Some 100 motorboats and rafts are also on their way. By Wednesday, total
UK funds to the emergency stood at US $9.28 million, DFID said.
Germany is reportedly to send at least four Bell 212 helicopters and relief supplies which are expected to arrive on Friday. Media reports said other European governments, including Italy and Spain, have been inquiring about the availability of Antonov AN-124 transport aircraft to move helicopters and supplies to Mozambique.

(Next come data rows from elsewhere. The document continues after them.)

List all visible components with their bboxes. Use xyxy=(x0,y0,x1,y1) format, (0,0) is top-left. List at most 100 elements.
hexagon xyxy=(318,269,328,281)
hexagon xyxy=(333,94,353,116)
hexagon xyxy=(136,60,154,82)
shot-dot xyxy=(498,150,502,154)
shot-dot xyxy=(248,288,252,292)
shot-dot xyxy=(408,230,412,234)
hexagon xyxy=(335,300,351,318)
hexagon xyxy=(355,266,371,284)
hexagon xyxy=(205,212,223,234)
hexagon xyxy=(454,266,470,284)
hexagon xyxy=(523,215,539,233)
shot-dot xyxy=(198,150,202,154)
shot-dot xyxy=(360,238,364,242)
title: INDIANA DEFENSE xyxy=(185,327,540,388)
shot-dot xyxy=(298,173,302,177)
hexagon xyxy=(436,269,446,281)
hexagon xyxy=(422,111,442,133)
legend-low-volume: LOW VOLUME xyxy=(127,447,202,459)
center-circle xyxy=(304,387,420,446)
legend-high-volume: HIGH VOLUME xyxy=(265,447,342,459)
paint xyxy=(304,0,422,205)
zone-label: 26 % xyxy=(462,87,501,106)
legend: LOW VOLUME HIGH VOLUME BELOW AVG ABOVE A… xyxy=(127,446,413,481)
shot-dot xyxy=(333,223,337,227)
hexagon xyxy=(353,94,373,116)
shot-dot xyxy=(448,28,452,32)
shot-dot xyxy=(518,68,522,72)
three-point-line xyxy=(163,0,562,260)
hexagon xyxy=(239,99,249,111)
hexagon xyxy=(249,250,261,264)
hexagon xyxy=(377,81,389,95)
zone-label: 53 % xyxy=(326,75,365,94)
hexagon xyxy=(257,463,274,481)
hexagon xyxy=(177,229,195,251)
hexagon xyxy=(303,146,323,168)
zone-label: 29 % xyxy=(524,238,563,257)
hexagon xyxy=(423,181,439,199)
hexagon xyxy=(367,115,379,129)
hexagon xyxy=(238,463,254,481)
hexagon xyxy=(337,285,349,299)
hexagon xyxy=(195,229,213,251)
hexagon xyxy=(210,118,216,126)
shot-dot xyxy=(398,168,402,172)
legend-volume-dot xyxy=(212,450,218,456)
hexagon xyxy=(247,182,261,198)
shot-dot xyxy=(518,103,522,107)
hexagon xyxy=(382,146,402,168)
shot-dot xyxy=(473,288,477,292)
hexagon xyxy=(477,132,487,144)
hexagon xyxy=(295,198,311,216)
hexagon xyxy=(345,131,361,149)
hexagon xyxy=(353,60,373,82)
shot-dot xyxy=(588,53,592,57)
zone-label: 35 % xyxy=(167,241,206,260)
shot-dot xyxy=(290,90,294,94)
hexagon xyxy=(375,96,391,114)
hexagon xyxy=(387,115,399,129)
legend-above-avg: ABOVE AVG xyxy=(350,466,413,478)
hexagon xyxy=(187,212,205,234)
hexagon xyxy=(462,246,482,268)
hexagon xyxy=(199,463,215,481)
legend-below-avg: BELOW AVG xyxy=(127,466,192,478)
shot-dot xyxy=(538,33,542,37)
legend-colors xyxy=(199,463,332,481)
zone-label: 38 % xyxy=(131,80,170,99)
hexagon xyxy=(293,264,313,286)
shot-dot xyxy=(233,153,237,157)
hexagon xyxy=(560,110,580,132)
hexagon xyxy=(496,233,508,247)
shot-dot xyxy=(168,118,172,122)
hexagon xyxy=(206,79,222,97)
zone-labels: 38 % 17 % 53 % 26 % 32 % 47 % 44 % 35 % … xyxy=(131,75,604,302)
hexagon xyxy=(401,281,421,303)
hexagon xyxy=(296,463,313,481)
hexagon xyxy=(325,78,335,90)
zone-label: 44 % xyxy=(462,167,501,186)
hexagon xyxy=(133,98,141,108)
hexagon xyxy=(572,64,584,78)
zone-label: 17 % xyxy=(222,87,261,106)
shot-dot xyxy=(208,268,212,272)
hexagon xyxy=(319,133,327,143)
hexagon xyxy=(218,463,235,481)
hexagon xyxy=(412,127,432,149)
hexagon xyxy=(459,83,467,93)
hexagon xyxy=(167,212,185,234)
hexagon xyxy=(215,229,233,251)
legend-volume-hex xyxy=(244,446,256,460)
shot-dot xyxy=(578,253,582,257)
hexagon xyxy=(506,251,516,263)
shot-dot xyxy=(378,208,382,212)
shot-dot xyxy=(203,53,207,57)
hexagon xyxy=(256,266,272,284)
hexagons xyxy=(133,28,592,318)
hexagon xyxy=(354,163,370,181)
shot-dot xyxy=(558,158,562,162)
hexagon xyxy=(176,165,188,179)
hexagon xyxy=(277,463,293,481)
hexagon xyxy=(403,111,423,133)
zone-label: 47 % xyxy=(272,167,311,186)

Denmark has earmarked the equivalent
of 2.68 million euros in emergency aid for flood victims in Mozambique,
AFP reported on Wednesday. Denmark would send its first plane with tents,
medicine and other basic necessities to
Mozambique on Friday.
The Organisation of African Unity (OAU) announced on Tuesday that it was making a US $500,000 contribution to the relief effort. "The OAU appreciates the assistance given so far by some African countries and the international community as a whole ... But more, indeed much more assistance is immediately required," a statement by Secretary-General Salim Ahmed Salim said.
Conditions on the ground
Flood waters and stranded communities
remain the pressing concerns, Medecins sans Frontieres (MSF) said in a
report on Wednesday. In Chokwe, along the Save river in Mozambique's southern
Gaza Province, MSF is currently the only
NGO active in the area. Over 25,000 people are still stranded on roofs
of buildings and face the imminent threat of a dam further upstream bursting,
MSF said. Evacuation is essential for their safety, but there is a shortage
of rescue helicopters and boats. MSF is distributing food and water and
providing on-the-spot medical assistance.
MSF is also the only aid organisation active in Macia, also in the south, where 30,000 people are displaced. A transit camp is home to 5,000 homeless people. The capital of Gaza, Xai-Xai, is in a less critical situation so long as flood waters do not climb, but MSF said the amount of food aid being delivered "is not considered sufficient to meet the need".
Water levels in the Incomati river in Maputo Province and the Save in Inhambane have fluctuated. But preliminary reports indicate that 60,000 people living along the Save have been affected, the UN Office for the Coordination of Humanitarian Affairs (OCHA) said on Wednesday. In Sofala Province the situation in the Buzi basin is becoming "critical" as discharges from the Chicamaba dam along the Buzi river and heavy rainfall in Zimbabwe and Mozambique have increased the water level of the river.
In Manica, Sofala and Zambezia provinces, the Pungoe and Zambeze rivers show no signs of flooding, OCHA said. However, depending on the level of overflowing from Kariba dam in Zimbabwe, the Cahora Bassa dam in Mozambique would have to increase its discharging level, which would cause downstream flooding.